"Askin' permission to proceed," said some one. The gang-planks rattled on to the jetty, and a knot of workmen began casting off wires from the bollards.
"Stand clear!" shouted a warning voice. The ropes slid across the tarred planking and fell with a sullen splash. Beneath the stern the water began to churn and boil. The ship was under way at last, gliding farther every minute from the watching crowd. The jetty was a sea of faces and waving handkerchiefs: the band on board struck up a popular tune.

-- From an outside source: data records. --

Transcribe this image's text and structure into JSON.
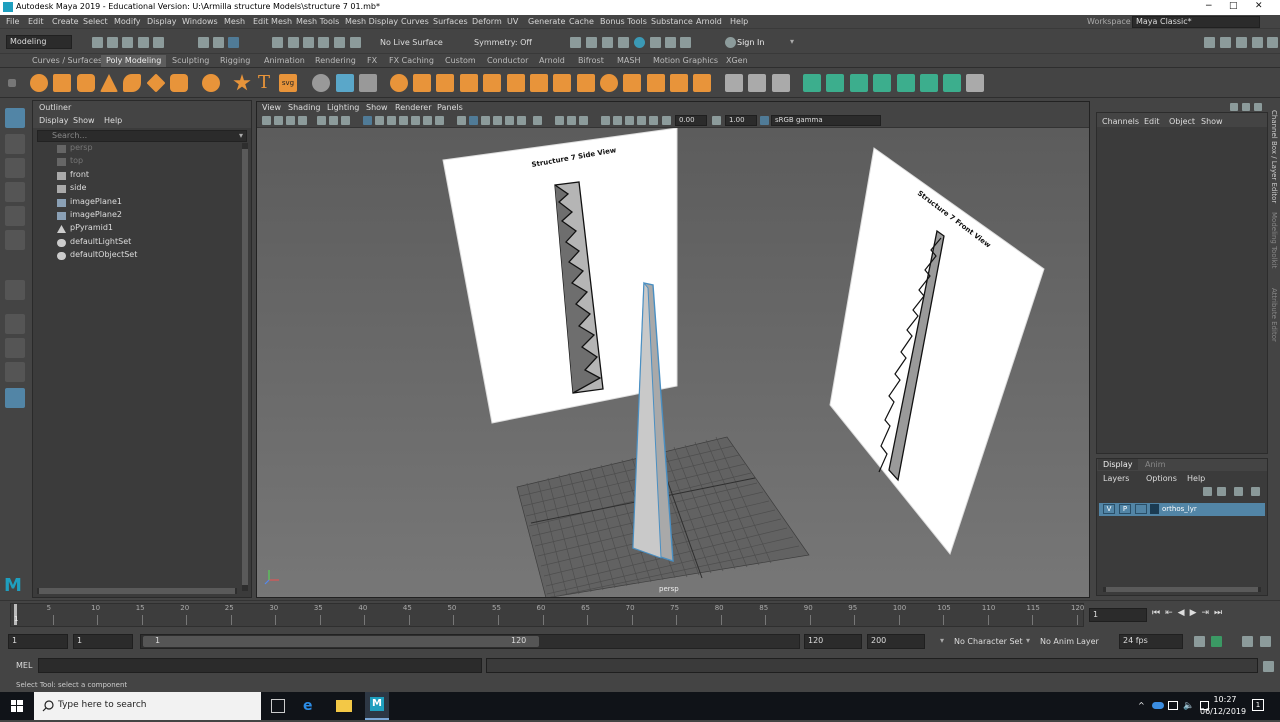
{
  "window": {
    "title": "Autodesk Maya 2019 - Educational Version: U:\\Armilla structure Models\\structure 7 01.mb*",
    "min": "−",
    "max": "□",
    "close": "✕"
  },
  "menubar": {
    "items": [
      "File",
      "Edit",
      "Create",
      "Select",
      "Modify",
      "Display",
      "Windows",
      "Mesh",
      "Edit Mesh",
      "Mesh Tools",
      "Mesh Display",
      "Curves",
      "Surfaces",
      "Deform",
      "UV",
      "Generate",
      "Cache",
      "Bonus Tools",
      "Substance",
      "Arnold",
      "Help"
    ],
    "workspace_label": "Workspace :",
    "workspace_value": "Maya Classic*"
  },
  "statusline": {
    "mode": "Modeling",
    "live_surface": "No Live Surface",
    "symmetry": "Symmetry: Off",
    "sign_in": "Sign In"
  },
  "shelf": {
    "tabs": [
      "Curves / Surfaces",
      "Poly Modeling",
      "Sculpting",
      "Rigging",
      "Animation",
      "Rendering",
      "FX",
      "FX Caching",
      "Custom",
      "Conductor",
      "Arnold",
      "Bifrost",
      "MASH",
      "Motion Graphics",
      "XGen"
    ],
    "active_tab": "Poly Modeling"
  },
  "outliner": {
    "title": "Outliner",
    "menu": [
      "Display",
      "Show",
      "Help"
    ],
    "search_placeholder": "Search...",
    "items": [
      {
        "label": "persp",
        "dim": true,
        "icon": "camera-icon"
      },
      {
        "label": "top",
        "dim": true,
        "icon": "camera-icon"
      },
      {
        "label": "front",
        "dim": false,
        "icon": "camera-icon"
      },
      {
        "label": "side",
        "dim": false,
        "icon": "camera-icon"
      },
      {
        "label": "imagePlane1",
        "dim": false,
        "icon": "image-plane-icon"
      },
      {
        "label": "imagePlane2",
        "dim": false,
        "icon": "image-plane-icon"
      },
      {
        "label": "pPyramid1",
        "dim": false,
        "icon": "mesh-icon"
      },
      {
        "label": "defaultLightSet",
        "dim": false,
        "icon": "set-icon"
      },
      {
        "label": "defaultObjectSet",
        "dim": false,
        "icon": "set-icon"
      }
    ]
  },
  "viewport": {
    "menu": [
      "View",
      "Shading",
      "Lighting",
      "Show",
      "Renderer",
      "Panels"
    ],
    "exposure": "0.00",
    "gamma": "1.00",
    "color_space": "sRGB gamma",
    "camera_label": "persp",
    "side_plane_title": "Structure 7 Side View",
    "front_plane_title": "Structure 7 Front View"
  },
  "channelbox": {
    "menu": [
      "Channels",
      "Edit",
      "Object",
      "Show"
    ]
  },
  "layers": {
    "tabs": [
      "Display",
      "Anim"
    ],
    "active_tab": "Display",
    "menu": [
      "Layers",
      "Options",
      "Help"
    ],
    "layer_v": "V",
    "layer_p": "P",
    "layer_name": "orthos_lyr"
  },
  "sidetabs": [
    "Channel Box / Layer Editor",
    "Modeling Toolkit",
    "Attribute Editor"
  ],
  "timeslider": {
    "ticks": [
      "5",
      "10",
      "15",
      "20",
      "25",
      "30",
      "35",
      "40",
      "45",
      "50",
      "55",
      "60",
      "65",
      "70",
      "75",
      "80",
      "85",
      "90",
      "95",
      "100",
      "105",
      "110",
      "115",
      "120"
    ],
    "current_marker": "1",
    "current_frame": "1"
  },
  "range": {
    "start": "1",
    "playback_start": "1",
    "slider_start": "1",
    "slider_end": "120",
    "playback_end": "120",
    "end": "200",
    "character_set": "No Character Set",
    "anim_layer": "No Anim Layer",
    "fps": "24 fps"
  },
  "cmdline": {
    "label": "MEL"
  },
  "helpline": {
    "text": "Select Tool: select a component"
  },
  "taskbar": {
    "search_placeholder": "Type here to search",
    "time": "10:27",
    "date": "06/12/2019",
    "notification_count": "1"
  },
  "colors": {
    "accent": "#5285a6",
    "selection": "#4a8fc2",
    "viewport_bg": "#6e6e6e"
  }
}
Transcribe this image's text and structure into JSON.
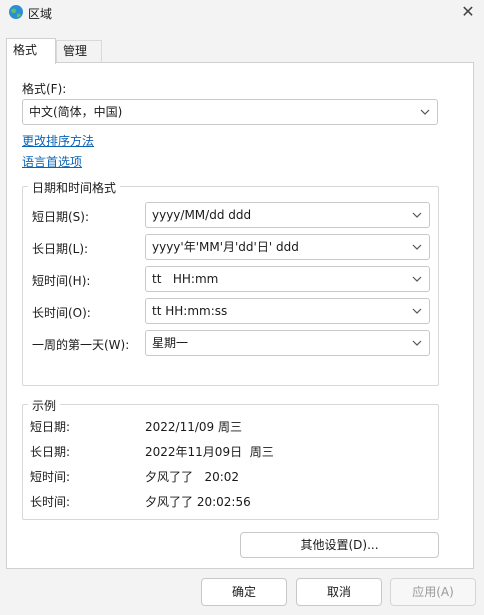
{
  "window": {
    "title": "区域",
    "icon": "globe-icon",
    "close_icon": "close-icon"
  },
  "tabs": [
    {
      "label": "格式",
      "active": true
    },
    {
      "label": "管理",
      "active": false
    }
  ],
  "format": {
    "label": "格式(F):",
    "selected": "中文(简体，中国)"
  },
  "links": {
    "sort": "更改排序方法",
    "language": "语言首选项"
  },
  "datetime_group": {
    "title": "日期和时间格式",
    "rows": [
      {
        "label": "短日期(S):",
        "value": "yyyy/MM/dd ddd"
      },
      {
        "label": "长日期(L):",
        "value": "yyyy'年'MM'月'dd'日'  ddd"
      },
      {
        "label": "短时间(H):",
        "value": "tt   HH:mm"
      },
      {
        "label": "长时间(O):",
        "value": "tt HH:mm:ss"
      },
      {
        "label": "一周的第一天(W):",
        "value": "星期一"
      }
    ]
  },
  "example_group": {
    "title": "示例",
    "rows": [
      {
        "label": "短日期:",
        "value": "2022/11/09 周三"
      },
      {
        "label": "长日期:",
        "value": "2022年11月09日  周三"
      },
      {
        "label": "短时间:",
        "value": "夕风了了   20:02"
      },
      {
        "label": "长时间:",
        "value": "夕风了了 20:02:56"
      }
    ]
  },
  "buttons": {
    "other": "其他设置(D)...",
    "ok": "确定",
    "cancel": "取消",
    "apply": "应用(A)"
  }
}
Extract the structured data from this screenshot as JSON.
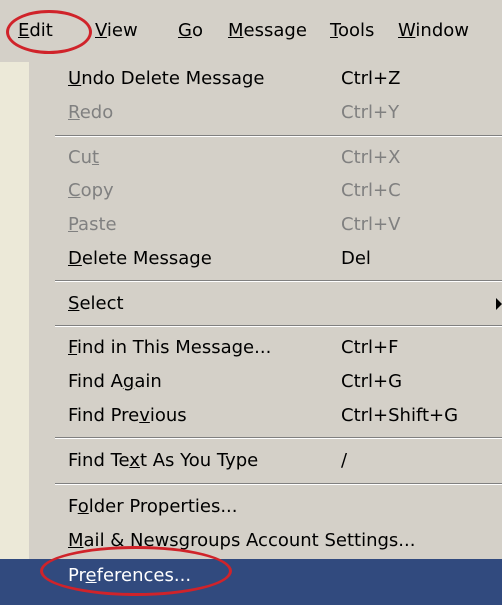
{
  "menubar": {
    "items": [
      {
        "mn": "E",
        "rest": "dit"
      },
      {
        "mn": "V",
        "rest": "iew"
      },
      {
        "mn": "G",
        "rest": "o"
      },
      {
        "mn": "M",
        "rest": "essage"
      },
      {
        "mn": "T",
        "rest": "ools"
      },
      {
        "mn": "W",
        "rest": "indow"
      }
    ]
  },
  "menu": {
    "undo": {
      "pre": "",
      "mn": "U",
      "post": "ndo Delete Message",
      "shortcut": "Ctrl+Z"
    },
    "redo": {
      "pre": "",
      "mn": "R",
      "post": "edo",
      "shortcut": "Ctrl+Y"
    },
    "cut": {
      "pre": "Cu",
      "mn": "t",
      "post": "",
      "shortcut": "Ctrl+X"
    },
    "copy": {
      "pre": "",
      "mn": "C",
      "post": "opy",
      "shortcut": "Ctrl+C"
    },
    "paste": {
      "pre": "",
      "mn": "P",
      "post": "aste",
      "shortcut": "Ctrl+V"
    },
    "delete": {
      "pre": "",
      "mn": "D",
      "post": "elete Message",
      "shortcut": "Del"
    },
    "select": {
      "pre": "",
      "mn": "S",
      "post": "elect"
    },
    "find_msg": {
      "pre": "",
      "mn": "F",
      "post": "ind in This Message...",
      "shortcut": "Ctrl+F"
    },
    "find_again": {
      "pre": "Find A",
      "mn": "g",
      "post": "ain",
      "shortcut": "Ctrl+G"
    },
    "find_prev": {
      "pre": "Find Pre",
      "mn": "v",
      "post": "ious",
      "shortcut": "Ctrl+Shift+G"
    },
    "find_type": {
      "pre": "Find Te",
      "mn": "x",
      "post": "t As You Type",
      "shortcut": "/"
    },
    "folder_props": {
      "pre": "F",
      "mn": "o",
      "post": "lder Properties..."
    },
    "mail_settings": {
      "pre": "",
      "mn": "M",
      "post": "ail & Newsgroups Account Settings..."
    },
    "preferences": {
      "pre": "Pr",
      "mn": "e",
      "post": "ferences..."
    }
  },
  "colors": {
    "highlight": "#314a7e",
    "annotation": "#d0232a",
    "menu_bg": "#d4d0c8",
    "disabled_text": "#808080"
  },
  "icons": {
    "submenu": "submenu-arrow-icon"
  }
}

In a few minutes she was too far off to distinguish faces. On the fore bridge the Captain raised his cap by the peak and waved it. Somewhere near the turf-scarped fort ashore an answering gleam of white appeared and fluttered for a moment. The lines of men along the upper deck, the guard paraded aft, the cluster of officers on the bridge, slowly faded into an indistinct blur as the mist closed round them. For a while longer the band was still audible, very far off and faint.
After a while the watchers turned and straggled slowly towards the Dockyard Gates.
XVIII.
THE SEVENTH DAY.
The Sub-Lieutenant clanked into the Gunroom and surveyed the apartment critically. The Junior Midshipmen stationed at each scuttle fell to burnishing the brass butterfly nuts with sudden and anxious renewal of energy.
"Stinks of beer a bit," observed the Sub., "but otherwise it's all right. Hide that 'Pink 'Un' under the table-cloth, one of you." As he spoke the notes of a bugle drifted down the hatchway. "There you are! Officers' Call! Clear out of it, sharp!" Hastily they tucked away the possible cause of offence to their Captain, bundled their cleaning-rags into a cupboard, snatched their dirks off the rack, and hurried on deck.
On the quarter-deck the remainder of the Officers were assembling in answer to the summons of the bugle. Frock-coated figures clanked to and fro, struggling with refractory white gloves. Under the supervision of a bearded Petty Officer the Quarter-deck men were hurriedly putting the finishing touches to neatly coiled boats' falls and already gleaming metal-work. It was 9 A.M. on a Sunday forenoon, and the ship was without stain or blemish from her gilded truck to her freshly painted water-line. All the working hours of the previous day—what time the citizen ashore donned "pearlies" or broadcloth and shut up shop—the blue-jacket had been burnishing and scrubbing,—a lick of paint here, there a scrap of gold-leaf or a pound of elbow-grease. And pervading the ship was the comfortless atmosphere of an organisation, normally in a high state of adjustment, strained yet a point higher.
The Commander came suddenly out of the Captain's cabin and nodded to the Officer of the Watch.